Sedikit banyak faktor-faktor diatas menjadi stimulan lahirnya aksi bom bunuh diri (versi jihadis: istisyhadiyah) dari seseorang atau kelompok di Poso, sebagai jawaban (motif) atas kondisi “ketidak adilan” yang mereka rasakan.Dan sekaligus tuntutan agar aparat bisa berbuat adil dan manusiawi melihat dan menyelesaikan problem mereka di wilayah Poso.Karena bagi mereka yang melakukan aksi, melawan dan atau mendahului menyerang sekalipun berujung kematian adalah lebih mulia dibandingkan mereka diam tetap saja mati konyol ditangan Densus88. Pilihannya Cuma diantara; diam mati, lari mati, melawan mati.
Berkembang logika yang cukup “liar”, jika Densus88 bisa melakukan apa saja yang mereka mau dan suka maka masyarakat atau sebagain dari mereka juga bisa melakukan yang serupa.Jadi inilah puzzle-puzle kekerasan dan terror produk dari spiral kekerasan dan terror yang di tampilkan secara “heroik” oleh Densus88 dengan bantuan media.
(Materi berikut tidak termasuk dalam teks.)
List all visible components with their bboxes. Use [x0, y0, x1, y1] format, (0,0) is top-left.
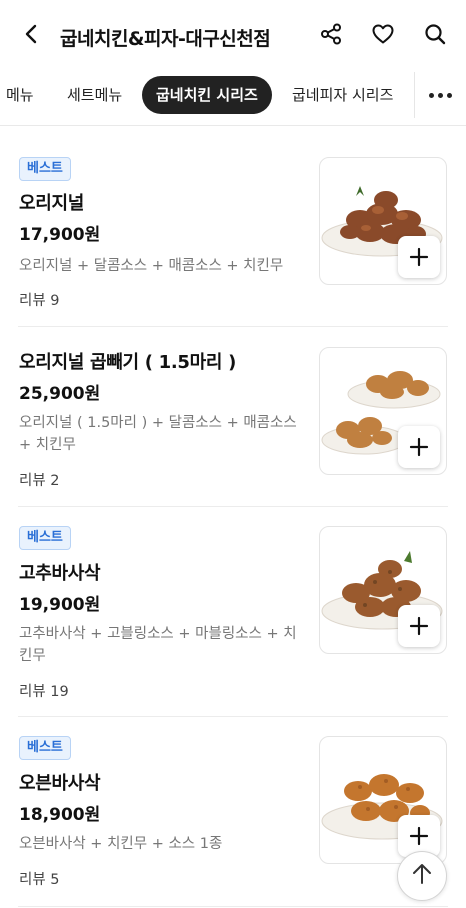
plus-icon	[409, 437, 429, 457]
item-review-count: 리뷰 2	[19, 473, 60, 489]
store-title: 굽네치킨&피자-대구신천점	[60, 28, 271, 50]
item-description: 오리지널 ( 1.5마리 ) + 달콤소스 + 매콤소스 + 치킨무	[19, 415, 297, 453]
add-to-cart-button[interactable]	[398, 605, 440, 647]
tab-menu[interactable]: 메뉴	[6, 76, 34, 114]
best-badge: 베스트	[19, 526, 71, 550]
tab-goobne-pizza-series[interactable]: 굽네피자 시리즈	[292, 76, 393, 114]
share-button[interactable]	[317, 22, 345, 50]
tabs-more-button[interactable]	[414, 72, 466, 118]
chevron-left-icon	[21, 23, 43, 49]
best-badge: 베스트	[19, 736, 71, 760]
item-image[interactable]	[319, 347, 447, 475]
item-review-count: 리뷰 9	[19, 293, 60, 309]
category-tabs: 메뉴 세트메뉴 굽네치킨 시리즈 굽네피자 시리즈	[0, 72, 466, 118]
item-name: 오리지널	[19, 193, 85, 214]
search-icon	[423, 22, 447, 50]
item-price: 18,900원	[19, 805, 101, 825]
menu-item[interactable]: 오리지널 곱빼기 ( 1.5마리 ) 25,900원 오리지널 ( 1.5마리 …	[0, 327, 466, 507]
item-price: 17,900원	[19, 225, 101, 245]
item-description: 오리지널 + 달콤소스 + 매콤소스 + 치킨무	[19, 258, 284, 274]
item-price: 25,900원	[19, 384, 101, 404]
heart-icon	[371, 22, 395, 50]
arrow-up-icon	[409, 861, 435, 891]
add-to-cart-button[interactable]	[398, 426, 440, 468]
item-image[interactable]	[319, 157, 447, 285]
item-name: 오리지널 곱빼기 ( 1.5마리 )	[19, 352, 237, 373]
back-button[interactable]	[18, 22, 46, 50]
item-divider	[18, 906, 448, 907]
tab-set-menu[interactable]: 세트메뉴	[67, 76, 122, 114]
item-review-count: 리뷰 19	[19, 684, 69, 700]
item-review-count: 리뷰 5	[19, 872, 60, 888]
plus-icon	[409, 616, 429, 636]
item-image[interactable]	[319, 736, 447, 864]
item-name: 오븐바사삭	[19, 773, 101, 794]
favorite-button[interactable]	[369, 22, 397, 50]
item-name: 고추바사삭	[19, 563, 101, 584]
menu-item[interactable]: 베스트 고추바사삭 19,900원 고추바사삭 + 고블링소스 + 마블링소스 …	[0, 507, 466, 717]
app-header: 굽네치킨&피자-대구신천점	[0, 0, 466, 72]
add-to-cart-button[interactable]	[398, 236, 440, 278]
plus-icon	[409, 247, 429, 267]
menu-item[interactable]: 베스트 오븐바사삭 18,900원 오븐바사삭 + 치킨무 + 소스 1종 리뷰…	[0, 717, 466, 907]
tab-goobne-chicken-series[interactable]: 굽네치킨 시리즈	[142, 76, 272, 114]
item-description: 고추바사삭 + 고블링소스 + 마블링소스 + 치킨무	[19, 626, 297, 664]
plus-icon	[409, 826, 429, 846]
more-horizontal-icon	[429, 92, 434, 98]
menu-item[interactable]: 베스트 오리지널 17,900원 오리지널 + 달콤소스 + 매콤소스 + 치킨…	[0, 126, 466, 327]
item-description: 오븐바사삭 + 치킨무 + 소스 1종	[19, 836, 223, 852]
best-badge: 베스트	[19, 157, 71, 181]
share-icon	[319, 22, 343, 50]
scroll-to-top-button[interactable]	[397, 851, 447, 901]
search-button[interactable]	[421, 22, 449, 50]
item-image[interactable]	[319, 526, 447, 654]
item-price: 19,900원	[19, 595, 101, 615]
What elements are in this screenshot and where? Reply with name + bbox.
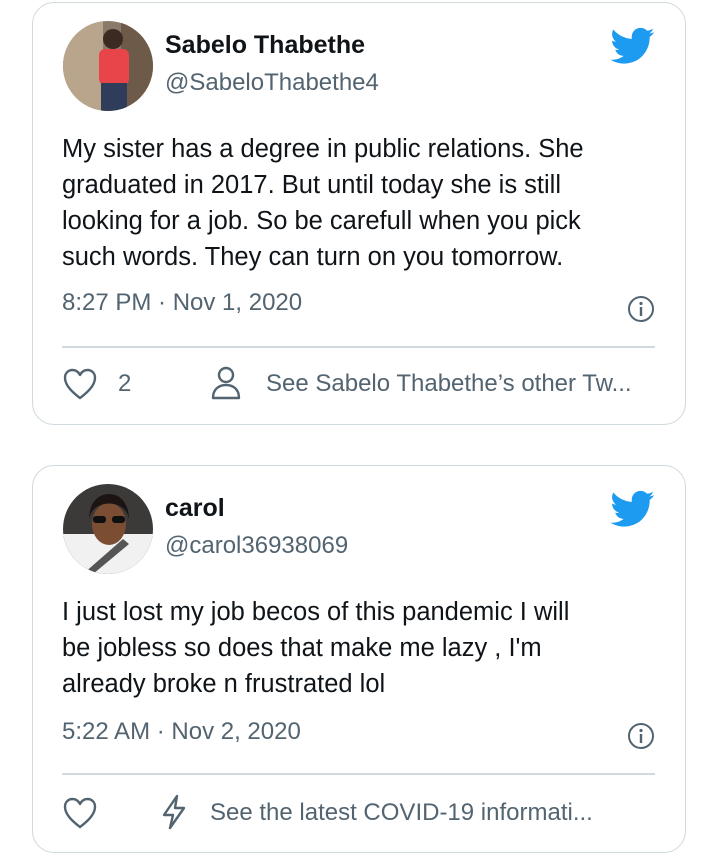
tweet-text: I just lost my job becos of this pandemi…: [62, 598, 570, 698]
divider: [62, 346, 655, 348]
tweet-timestamp[interactable]: 8:27 PM · Nov 1, 2020: [62, 289, 302, 317]
tweet-actions: See the latest COVID-19 informati...: [62, 794, 655, 834]
see-other-tweets-link[interactable]: See Sabelo Thabethe’s other Tw...: [266, 370, 632, 398]
avatar[interactable]: [63, 484, 153, 574]
twitter-bird-icon[interactable]: [611, 27, 655, 65]
lightning-icon[interactable]: [158, 794, 190, 830]
like-count: 2: [118, 370, 132, 397]
heart-icon[interactable]: [62, 796, 98, 830]
tweet-actions: 2 See Sabelo Thabethe’s other Tw...: [62, 365, 655, 405]
covid-info-link[interactable]: See the latest COVID-19 informati...: [210, 799, 593, 827]
twitter-bird-icon[interactable]: [611, 490, 655, 528]
info-icon[interactable]: [627, 722, 655, 750]
tweet-card[interactable]: Sabelo Thabethe @SabeloThabethe4 My sist…: [32, 2, 686, 425]
person-icon[interactable]: [210, 365, 242, 401]
tweet-timestamp[interactable]: 5:22 AM · Nov 2, 2020: [62, 718, 301, 746]
heart-icon[interactable]: [62, 367, 98, 401]
author-handle[interactable]: @SabeloThabethe4: [165, 69, 379, 97]
divider: [62, 773, 655, 775]
author-name[interactable]: carol: [165, 494, 225, 523]
info-icon[interactable]: [627, 295, 655, 323]
author-name[interactable]: Sabelo Thabethe: [165, 31, 365, 60]
author-handle[interactable]: @carol36938069: [165, 532, 348, 560]
avatar[interactable]: [63, 21, 153, 111]
tweet-text: My sister has a degree in public relatio…: [62, 135, 584, 271]
tweet-card[interactable]: carol @carol36938069 I just lost my job …: [32, 465, 686, 853]
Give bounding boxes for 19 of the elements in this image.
Apakah ini disadari oleh BNPT, Komandan Densus88, Kapolri, atau bahkan Presiden? Waktu yang akan membuktikan, yang perlu di ingat adalah “Kekerasan adalah anak kandung kekerasan”.Dan dalam konteks ini, kekerasan sangat mungkin adalah produk rekayasa dari tangan-tangan intelijen gelap demi sebuah kepentingan politik opuntunir.